Sawbridgeworth Lock is located on the northern edge of the town, where both the timber-framed and weatherboarded mill house, and the nearby grain store, date from the 18th century and are Grade II listed. Sheering Mill Lock is to the east, where the navigation is sandwiched between the village of Lower Sheering and the town. The mill house here dates from the 17th century, and is timber framed with exterior plasterwork. It was extended in the 19th and 20th centuries, and contains reproduction features, which make the historical evidence more difficult to decipher. Below Sawbridgeworth is Feakes Lock, where the navigation turns towards the south-west. As it does so, it forms the eastern edge of the Pishiobury Estate, a country house and landscaped park containing gardens from the 16th century and later. The Grade II listed grounds include formal canals, and the landscaping is attributed to Capability Brown.

On the northern edge of Harlow, it passes under the A1184 road, which is immediately followed by Harlow Lock. The adjacent mill probably dates from the 17th century, but gives few clues to its age. It is now a restaurant. The railway separates the navigation from the town. There are no significant buildings at Latton Lock or Burnt Mill Lock, but there is a mill building at Parndon Lock, dating from the mid- or late-19th century. It used both water power and steam power, although none of the machinery survives except a water turbine. The mill house is somewhat older, dating from the mid-18th century, and is a three-storey brick building, the front of which is rendered.

Near Hunston Mill Lock is the brick base of a watermill, which was demolished in 1902, and a brick bridge with abutments. There was a mill on the site in 1066. Some 19th century cast-iron sluices still control water flow through the site. The adjacent mill house with its stables, coach house and walls are all Grade II listed. The house dates from the 17th century, although it was faced with brick and extended in the 19th century, and extended again in 1912. To the west is Briggens, an 18th-century house with landscaped gardens designed by Charles Bridgeman around 1720, which also has some Edwardian pleasure gardens. The house is now a hotel, and there is a golf course in part of the gardens, although most of the 18th century landscape features have been retained.
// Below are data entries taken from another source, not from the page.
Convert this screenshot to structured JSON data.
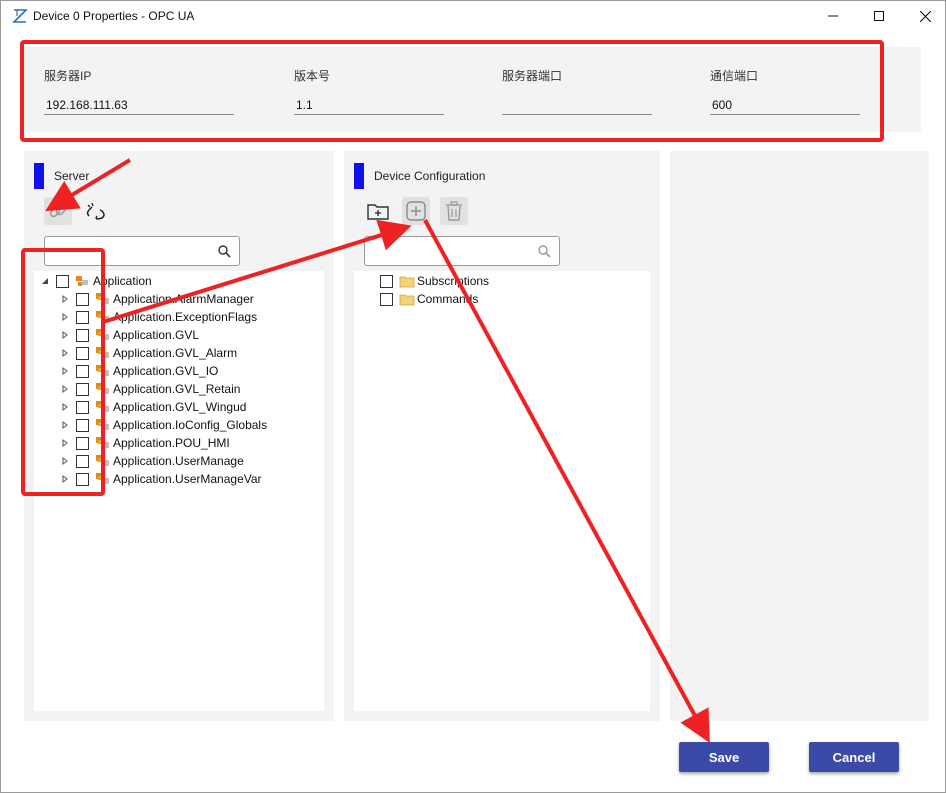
{
  "window": {
    "title": "Device 0 Properties - OPC UA",
    "controls": [
      "minimize-icon",
      "maximize-icon",
      "close-icon"
    ]
  },
  "connection": {
    "server_ip": {
      "label": "服务器IP",
      "value": "192.168.111.63"
    },
    "version": {
      "label": "版本号",
      "value": "1.1"
    },
    "server_port": {
      "label": "服务器端口",
      "value": ""
    },
    "comm_port": {
      "label": "通信端口",
      "value": "600"
    }
  },
  "server": {
    "title": "Server",
    "tools": [
      "link-icon",
      "unlink-icon"
    ],
    "search": {
      "placeholder": "",
      "value": ""
    },
    "root": {
      "label": "Application",
      "expanded": true,
      "checked": false
    },
    "items": [
      {
        "label": "Application.AlarmManager",
        "checked": false
      },
      {
        "label": "Application.ExceptionFlags",
        "checked": false
      },
      {
        "label": "Application.GVL",
        "checked": false
      },
      {
        "label": "Application.GVL_Alarm",
        "checked": false
      },
      {
        "label": "Application.GVL_IO",
        "checked": false
      },
      {
        "label": "Application.GVL_Retain",
        "checked": false
      },
      {
        "label": "Application.GVL_Wingud",
        "checked": false
      },
      {
        "label": "Application.IoConfig_Globals",
        "checked": false
      },
      {
        "label": "Application.POU_HMI",
        "checked": false
      },
      {
        "label": "Application.UserManage",
        "checked": false
      },
      {
        "label": "Application.UserManageVar",
        "checked": false
      }
    ]
  },
  "device_config": {
    "title": "Device Configuration",
    "tools": [
      "add-folder-icon",
      "add-icon",
      "delete-icon"
    ],
    "search": {
      "placeholder": "",
      "value": ""
    },
    "items": [
      {
        "label": "Subscriptions",
        "checked": false
      },
      {
        "label": "Commands",
        "checked": false
      }
    ]
  },
  "buttons": {
    "save": "Save",
    "cancel": "Cancel"
  },
  "colors": {
    "accent_bar": "#1010ee",
    "button_bg": "#3b4aa6",
    "annotation_red": "#ee2222",
    "panel_bg": "#f3f3f3"
  }
}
Just after Roydon Lock, the railway crosses from the south bank to the north on a low bridge. Roydon railway station is very close to the navigation, although its attractive timber-framed and plastered buildings dating from 1844 face away from the river. The navigation now enters the Lee Valley Regional Park and threads its way between flooded gravel pits and Rye Meads sewage treatment works to the north. Just above Brick Lock, the three-storey Roydon mill building is constructed of yellow bricks for the first two storeys, while the third storey is made of weatherboarding on a timber frame. At the lock, the lock-keepers cottage, dating from 1830, still stands. It is constructed of painted brick with a slate roof, and carries an oval plaque with the text "G.D. 1830". This celebrates Sir George Duckett, who was responsible for the construction of the waterway. The final lock is Lower Lock, after which the navigation joins the Lee Navigation, just to the north of Feilde's Weir Lock.